5 Relaxation Tricks to Help You and Your Elderly Parent
One of the difficulties of modern life is that many moms find themselves increasingly responsible for their aging parents – while still looking after their children and often still working. This can leave us stressed out by the additional strain on our already busy work and family lives. Yet our parents have done so much for us that we willingly take on that extra responsibility of helping out our aging parents. That doesn’t mean we are not desperately in need of some down-time and relaxation every now and then. The ability to truly relax is a wonderful thing. If you are one of those lucky people who can instantly sink into a state of blissful relaxation, then you will know that the benefits include better sleep and better overall well-being. The key is to know some relaxation methods that will benefit your health.
The benefits of relaxation for every age group
Relaxation and mindfulness are not just for younger people, so when you are considering ways to relax, why not get the whole family involved. You are never too young or too old to benefit from learning how to relax properly.
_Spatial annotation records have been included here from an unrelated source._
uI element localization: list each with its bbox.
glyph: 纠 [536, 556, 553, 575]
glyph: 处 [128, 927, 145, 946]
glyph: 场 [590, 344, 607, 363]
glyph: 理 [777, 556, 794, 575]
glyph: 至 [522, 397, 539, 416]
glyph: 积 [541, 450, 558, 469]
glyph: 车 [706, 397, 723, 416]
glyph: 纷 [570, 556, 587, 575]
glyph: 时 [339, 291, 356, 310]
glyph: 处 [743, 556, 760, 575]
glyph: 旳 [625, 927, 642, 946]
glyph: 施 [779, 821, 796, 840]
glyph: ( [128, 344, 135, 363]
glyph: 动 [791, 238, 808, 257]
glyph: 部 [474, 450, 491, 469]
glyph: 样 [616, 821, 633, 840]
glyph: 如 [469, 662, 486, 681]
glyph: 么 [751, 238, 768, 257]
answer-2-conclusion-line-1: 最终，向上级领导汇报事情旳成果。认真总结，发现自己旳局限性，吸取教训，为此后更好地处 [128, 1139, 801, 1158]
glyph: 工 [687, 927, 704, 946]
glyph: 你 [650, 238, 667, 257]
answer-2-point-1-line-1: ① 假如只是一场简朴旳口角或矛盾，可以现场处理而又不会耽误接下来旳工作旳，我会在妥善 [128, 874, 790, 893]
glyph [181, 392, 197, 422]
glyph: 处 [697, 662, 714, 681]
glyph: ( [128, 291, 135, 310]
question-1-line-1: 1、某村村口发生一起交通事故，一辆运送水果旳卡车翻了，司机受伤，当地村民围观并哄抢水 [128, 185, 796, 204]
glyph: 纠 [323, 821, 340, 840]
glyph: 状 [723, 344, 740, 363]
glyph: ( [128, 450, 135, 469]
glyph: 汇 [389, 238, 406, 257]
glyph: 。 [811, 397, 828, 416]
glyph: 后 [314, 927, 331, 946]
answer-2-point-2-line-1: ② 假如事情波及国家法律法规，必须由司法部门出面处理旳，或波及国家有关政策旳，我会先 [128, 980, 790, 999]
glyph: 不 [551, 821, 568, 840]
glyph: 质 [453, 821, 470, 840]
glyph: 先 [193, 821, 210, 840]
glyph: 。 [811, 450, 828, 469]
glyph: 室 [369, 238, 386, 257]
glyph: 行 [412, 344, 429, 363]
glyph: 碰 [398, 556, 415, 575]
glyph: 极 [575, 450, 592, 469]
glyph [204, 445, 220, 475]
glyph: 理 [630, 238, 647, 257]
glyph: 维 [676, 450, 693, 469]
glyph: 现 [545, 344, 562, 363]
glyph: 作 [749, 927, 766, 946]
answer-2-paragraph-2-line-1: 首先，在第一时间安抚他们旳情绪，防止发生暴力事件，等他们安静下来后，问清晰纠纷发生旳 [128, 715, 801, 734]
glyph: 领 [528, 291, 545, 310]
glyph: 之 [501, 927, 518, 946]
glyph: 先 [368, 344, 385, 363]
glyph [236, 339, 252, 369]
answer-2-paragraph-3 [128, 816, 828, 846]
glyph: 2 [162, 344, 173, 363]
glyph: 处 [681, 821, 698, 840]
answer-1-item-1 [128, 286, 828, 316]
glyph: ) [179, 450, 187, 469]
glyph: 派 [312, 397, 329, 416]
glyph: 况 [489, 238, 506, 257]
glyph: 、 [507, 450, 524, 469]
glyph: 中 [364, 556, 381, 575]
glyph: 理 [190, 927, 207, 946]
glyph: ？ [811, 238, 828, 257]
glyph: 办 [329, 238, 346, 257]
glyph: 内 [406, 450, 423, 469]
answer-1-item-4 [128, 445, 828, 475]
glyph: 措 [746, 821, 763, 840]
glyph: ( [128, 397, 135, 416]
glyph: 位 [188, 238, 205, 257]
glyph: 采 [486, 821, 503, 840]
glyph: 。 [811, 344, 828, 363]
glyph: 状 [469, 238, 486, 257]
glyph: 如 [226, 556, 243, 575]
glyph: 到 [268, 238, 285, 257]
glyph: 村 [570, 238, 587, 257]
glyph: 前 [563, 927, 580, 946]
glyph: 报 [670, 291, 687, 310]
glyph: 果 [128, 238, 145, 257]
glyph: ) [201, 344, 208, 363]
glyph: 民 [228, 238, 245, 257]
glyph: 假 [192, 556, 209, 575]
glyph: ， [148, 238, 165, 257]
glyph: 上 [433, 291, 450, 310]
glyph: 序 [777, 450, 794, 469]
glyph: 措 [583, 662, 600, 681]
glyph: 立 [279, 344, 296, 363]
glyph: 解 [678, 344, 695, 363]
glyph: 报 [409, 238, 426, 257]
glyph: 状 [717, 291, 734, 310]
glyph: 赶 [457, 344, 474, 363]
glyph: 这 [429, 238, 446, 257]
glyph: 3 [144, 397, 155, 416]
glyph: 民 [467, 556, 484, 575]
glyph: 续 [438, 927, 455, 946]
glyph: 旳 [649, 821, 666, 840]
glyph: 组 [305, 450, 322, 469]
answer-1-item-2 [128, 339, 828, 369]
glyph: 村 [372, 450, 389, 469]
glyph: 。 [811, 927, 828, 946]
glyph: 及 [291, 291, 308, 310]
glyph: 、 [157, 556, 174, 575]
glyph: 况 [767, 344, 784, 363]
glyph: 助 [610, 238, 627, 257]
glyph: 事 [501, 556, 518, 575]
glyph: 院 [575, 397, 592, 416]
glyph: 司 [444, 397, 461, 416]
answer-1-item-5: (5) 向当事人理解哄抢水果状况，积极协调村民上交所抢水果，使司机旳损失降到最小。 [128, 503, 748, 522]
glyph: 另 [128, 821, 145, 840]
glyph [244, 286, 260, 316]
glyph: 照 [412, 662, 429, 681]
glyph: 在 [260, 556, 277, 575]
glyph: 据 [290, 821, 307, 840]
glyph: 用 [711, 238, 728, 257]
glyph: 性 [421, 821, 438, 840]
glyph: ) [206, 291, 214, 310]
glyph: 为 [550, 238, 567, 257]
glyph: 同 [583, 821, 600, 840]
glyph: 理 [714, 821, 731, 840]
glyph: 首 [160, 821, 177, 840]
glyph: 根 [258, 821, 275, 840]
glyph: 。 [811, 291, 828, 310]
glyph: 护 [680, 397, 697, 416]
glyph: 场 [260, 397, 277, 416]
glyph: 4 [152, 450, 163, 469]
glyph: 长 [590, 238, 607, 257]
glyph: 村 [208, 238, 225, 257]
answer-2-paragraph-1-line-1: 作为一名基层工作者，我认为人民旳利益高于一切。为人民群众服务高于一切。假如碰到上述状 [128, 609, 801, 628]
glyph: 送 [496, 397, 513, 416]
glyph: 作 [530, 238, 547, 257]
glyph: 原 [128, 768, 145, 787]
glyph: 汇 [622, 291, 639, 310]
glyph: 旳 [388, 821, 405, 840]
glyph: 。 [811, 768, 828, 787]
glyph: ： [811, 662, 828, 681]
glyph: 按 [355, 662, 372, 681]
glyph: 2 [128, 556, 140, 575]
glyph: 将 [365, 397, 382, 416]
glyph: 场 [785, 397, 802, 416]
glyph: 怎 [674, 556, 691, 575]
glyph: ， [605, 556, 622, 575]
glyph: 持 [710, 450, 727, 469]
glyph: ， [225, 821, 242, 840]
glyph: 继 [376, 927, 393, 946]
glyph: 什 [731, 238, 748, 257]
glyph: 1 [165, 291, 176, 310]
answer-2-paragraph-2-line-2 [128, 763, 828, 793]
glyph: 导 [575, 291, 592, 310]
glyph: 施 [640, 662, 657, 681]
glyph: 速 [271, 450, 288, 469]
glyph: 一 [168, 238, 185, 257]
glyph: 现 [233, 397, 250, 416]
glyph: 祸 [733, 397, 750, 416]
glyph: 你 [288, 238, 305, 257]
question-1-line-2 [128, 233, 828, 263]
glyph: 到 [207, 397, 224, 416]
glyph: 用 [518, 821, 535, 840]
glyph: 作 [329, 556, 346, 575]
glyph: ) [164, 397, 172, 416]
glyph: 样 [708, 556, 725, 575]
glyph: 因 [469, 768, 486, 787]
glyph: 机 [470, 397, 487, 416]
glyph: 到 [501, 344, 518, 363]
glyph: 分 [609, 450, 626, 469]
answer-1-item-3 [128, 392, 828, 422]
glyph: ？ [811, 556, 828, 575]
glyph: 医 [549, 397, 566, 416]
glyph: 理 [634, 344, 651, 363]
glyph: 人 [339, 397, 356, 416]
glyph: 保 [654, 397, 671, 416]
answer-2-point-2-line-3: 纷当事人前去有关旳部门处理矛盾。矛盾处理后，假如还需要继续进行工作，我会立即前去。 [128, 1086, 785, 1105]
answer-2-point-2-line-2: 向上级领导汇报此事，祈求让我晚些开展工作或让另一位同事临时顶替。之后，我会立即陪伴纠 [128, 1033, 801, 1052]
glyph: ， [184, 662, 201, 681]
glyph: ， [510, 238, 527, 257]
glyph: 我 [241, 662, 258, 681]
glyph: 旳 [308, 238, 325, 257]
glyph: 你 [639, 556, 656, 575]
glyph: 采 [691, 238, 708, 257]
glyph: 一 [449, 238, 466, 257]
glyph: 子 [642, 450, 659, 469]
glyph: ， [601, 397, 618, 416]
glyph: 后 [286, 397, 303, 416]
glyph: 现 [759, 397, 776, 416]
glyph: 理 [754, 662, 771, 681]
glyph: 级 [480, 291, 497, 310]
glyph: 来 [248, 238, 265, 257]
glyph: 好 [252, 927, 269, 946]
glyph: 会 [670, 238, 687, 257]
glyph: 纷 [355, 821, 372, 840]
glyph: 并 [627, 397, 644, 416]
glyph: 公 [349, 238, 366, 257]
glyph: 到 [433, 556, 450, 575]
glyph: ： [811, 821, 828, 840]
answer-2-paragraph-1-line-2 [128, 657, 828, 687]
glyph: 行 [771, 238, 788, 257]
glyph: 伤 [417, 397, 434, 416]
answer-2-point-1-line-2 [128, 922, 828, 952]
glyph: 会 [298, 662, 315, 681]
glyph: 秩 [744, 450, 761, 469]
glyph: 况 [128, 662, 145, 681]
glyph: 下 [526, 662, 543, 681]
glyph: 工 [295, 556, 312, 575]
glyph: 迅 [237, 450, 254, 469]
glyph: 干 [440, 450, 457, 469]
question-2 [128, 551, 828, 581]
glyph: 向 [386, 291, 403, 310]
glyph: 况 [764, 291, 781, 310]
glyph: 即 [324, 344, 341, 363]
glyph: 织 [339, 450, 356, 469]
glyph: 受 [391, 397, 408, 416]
Research has shown that when relaxation methods are practiced regularly, the effect on the body’s ability to manage stress, pain, sleep, and minor health niggles is boosted considerably. These are benefits for all of us, whatever our age.
However, it is especially important that you can relax when you have family responsibilities. If you find your mind going into permanent overdrive and you can’t sit still for longer than a few minutes, here are some ideas for how you can achieve perfect relaxation. Why not give it a try?
In all cases, make sure to set aside a time when there are no distractions and no pressing tasks to be done.
1. Breathing Exercises
Make yourself comfortable in a natural seating position, place your hands loosely in your lap, and relax your shoulders. Breathe in through your nose for a count of 5, then hold it for a count of 5. Breathe out again through your mouth for a count of 5. Closing blinds or curtains to block out bright light and playing soft, soothing music is a great way to help create the right atmosphere.
2. Tensing and Releasing Muscles
Stress and worry can cause you to hold a lot of tension in the muscles of your back, neck, and shoulders, which can cause ongoing aches and pains. Here’s how you can relieve that tension.
Sit in a comfortable chair and, following on from the breathing exercises, starting at the feet and working up to the top of the head, tense each muscle and hold for a few seconds then release. This action helps to divert the mind from stress and pain in addition to loosening those tight muscles.
3. Active Relaxation
This may seem a contradiction in terms, but sometimes the best way to relax is by getting into the fresh air and taking a walk, playing with the kids, or going for a swim. If you are providing care at home for an elderly parent who finds it difficult to get outdoors, try singing to some favorite music with them for half an hour. The simple act of taking time out to do something fun and frivolous can work wonders for tense, tired bodies.
4. Share Quiet Reading Time
Turn off the radio or TV, plump up the cushions and sink into a comfortable chair with a good book, newspaper, or favorite magazine – definitely not with a smartphone! The time-honored ritual of turning the pages and reading for a while fosters a feeling of contentment and relaxation.
5. Share Hobbies
Certain activities such as knitting or sewing, painting or drawing, or nurturing plants in the garden can all provide relaxation. These are all interests that can be shared with family members young or old – and which can help to banish tension and stress. There are also many community groups and classes where you can enjoy other relaxing activities such as singing in a community choir.